Harmonizing two approaches to antitrust law reform may protect consumer and market welfare most effectively.
Lina Khan, the new Chair of the Federal Trade Commission (FTC), has become the leading spokesperson for the large number of Americans who seek radical changes in antitrust law. It would be extremely difficult, however, for Khan to implement her radical agenda. Beyond uncertainty as to whether the FTC holds the power to make dramatic changes, her agenda may face strong resistance from courts that long ago rejected her approach to antitrust law.
But there is an easy path toward the reform of antitrust law. The proponents of radical change should join hands with the proponents of incremental change to implement a series of reforms that further the goals of both groups.
Khan argues that lawmakers should replace the consumer welfare standard, which measures competition by assessing short-term effects on price and output in markets, with a more multifaceted standard. This new standard would prioritize the protection of small businesses, jobs, and the U.S. political system from firms that are too large and powerful.
Khan also contends that the United States should replace the case-by-case method of decision-making and the rule of reason—a legal doctrine used to assess unreasonable restraints on trade—with a long series of per se prohibitions on practices that she considers to be unfair. She also suggests that antitrust law should impose remedies such as divestiture and price regulation on platform firms.
To increase the likelihood of long-term success, Khan should consider the approach of traditional industrial organization scholars and antitrust scholars who have urged incremental changes in antitrust law for years. Incremental changes would move antitrust law in the direction that Khan prefers, while also being a direction well-supported by studies and more likely to be embraced by the courts.
For example, antitrust law could easily place more emphasis on combatting monopsony power, or the ability of a single buyer to control a market. Lawmakers could bolster protections for employees who are injured by widespread anticompetitive practices.
It has long been illegal for a company to enter into a no-poaching agreement with a competing employer, or to include a non-compete clause in an employment contract in the absence of a strong justification for the clause. Yet both practices are now common. Agencies and the courts should aggressively enforce existing prohibitions against these practices.
Notably, proponents of incremental change have urged changes of this type for years. They support the need for changes with excellent scholarship that documents the severe harm that no-poaching agreements and the widespread use of noncompete clauses in low-wage employee contracts inflict on workers.
Such changes have received approval across bipartisan lines and from the courts.
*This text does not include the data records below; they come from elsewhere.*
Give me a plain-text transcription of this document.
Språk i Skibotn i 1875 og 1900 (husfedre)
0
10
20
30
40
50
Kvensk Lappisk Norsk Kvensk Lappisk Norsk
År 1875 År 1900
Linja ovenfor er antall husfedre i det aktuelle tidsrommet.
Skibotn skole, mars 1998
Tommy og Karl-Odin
Many Republicans agree that a need exists for such changes, and the FTC and the U.S. Department of Justice Antitrust Division were already moving in that direction at the end of the Trump Administration. Furthermore, in the 2021 case National Collegiate Athletic Association v. Alston, the U.S. Supreme Court made clear its strong and unanimous support for use of antitrust law to improve the performance of labor markets.
For years, proponents of incremental changes in antitrust law have also called for several types of major changes in merger law and policy. First, John Kwoka, professor at Northeastern University, has documented the adverse effects of many of the mergers that the FTC or the Justice Department declined to oppose. Those mergers created unduly concentrated markets with resulting increases in price. That problem is easy to remedy by changing the measures of market concentration in the joint horizontal merger guidelines that the FTC and the Justice Department use to determine when a proposed merger creates the risk of an unduly concentrated market.
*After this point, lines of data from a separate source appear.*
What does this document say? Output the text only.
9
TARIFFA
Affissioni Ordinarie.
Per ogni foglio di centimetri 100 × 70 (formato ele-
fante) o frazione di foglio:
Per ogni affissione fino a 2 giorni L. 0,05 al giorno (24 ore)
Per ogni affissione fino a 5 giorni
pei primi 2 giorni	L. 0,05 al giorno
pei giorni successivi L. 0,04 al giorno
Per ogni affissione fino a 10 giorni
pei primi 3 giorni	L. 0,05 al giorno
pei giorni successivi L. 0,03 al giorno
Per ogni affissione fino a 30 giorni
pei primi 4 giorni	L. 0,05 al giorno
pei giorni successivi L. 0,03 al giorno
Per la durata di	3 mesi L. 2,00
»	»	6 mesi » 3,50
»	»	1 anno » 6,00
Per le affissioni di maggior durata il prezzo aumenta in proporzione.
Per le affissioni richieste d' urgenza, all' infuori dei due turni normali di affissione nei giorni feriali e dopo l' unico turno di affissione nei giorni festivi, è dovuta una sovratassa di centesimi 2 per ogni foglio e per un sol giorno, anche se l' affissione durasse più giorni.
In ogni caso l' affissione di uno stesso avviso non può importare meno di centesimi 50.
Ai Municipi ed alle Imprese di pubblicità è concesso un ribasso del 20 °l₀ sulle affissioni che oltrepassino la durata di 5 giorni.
Second, many traditional scholars also urge the FTC and the Justice Department to put a halt to “Pac-Man” acquisitions—the hundreds of acquisitions of small competitors that the large platform firms have made in recent years. That change is also easy to make by changing the market concentration measures in the horizontal merger guidelines.
Finally, many traditional scholars have long encouraged the FTC and the Justice Department to challenge vertical mergers among large firms, which create a serious risk of harming the performance of markets by raising rivals’ costs. The FTC and the Justice Department can use law and policy to mitigate such risks by publishing new joint guidelines on vertical mergers. They can then defend their application of the new guidelines in court by relying on the many scholarly studies that support the need for this change.
Proponents of radical change and proponents of incremental change may also be able to find common ground in identifying and prohibiting the abusive practices of some platform firms. Many traditional scholars who oppose proposals to dissolve platform firms or to subject them to price controls also admit that many of their behavioral patterns cause serious harm to market performance. They agree that the courts have made it too difficult for enforcement agencies to prohibit those practices.
In the recent case of Ohio v. American Express, the Supreme Court divided 5–4 in its first effort to address antitrust problems created by platform firms. Many traditional scholars argue that the majority erred when its opinion combined the difficult-to-satisfy rule of reason with a duty to consider simultaneously both sides of the two-sided markets that platform firms confront.
It is entirely realistic to believe that the proponents of radical change can team up with the proponents of incremental change to persuade at least one Supreme Court justice to join the four dissenting justices in accepting evidence showing that the practice harms one side of the two-sided market.
Some proponents of radical change in antitrust law will be tempted to resist this proposed alliance with traditional antitrust scholars and to characterize it as a suggestion that they capitulate. The best response is an apt cliché: Do not let the perfect be the enemy of the good.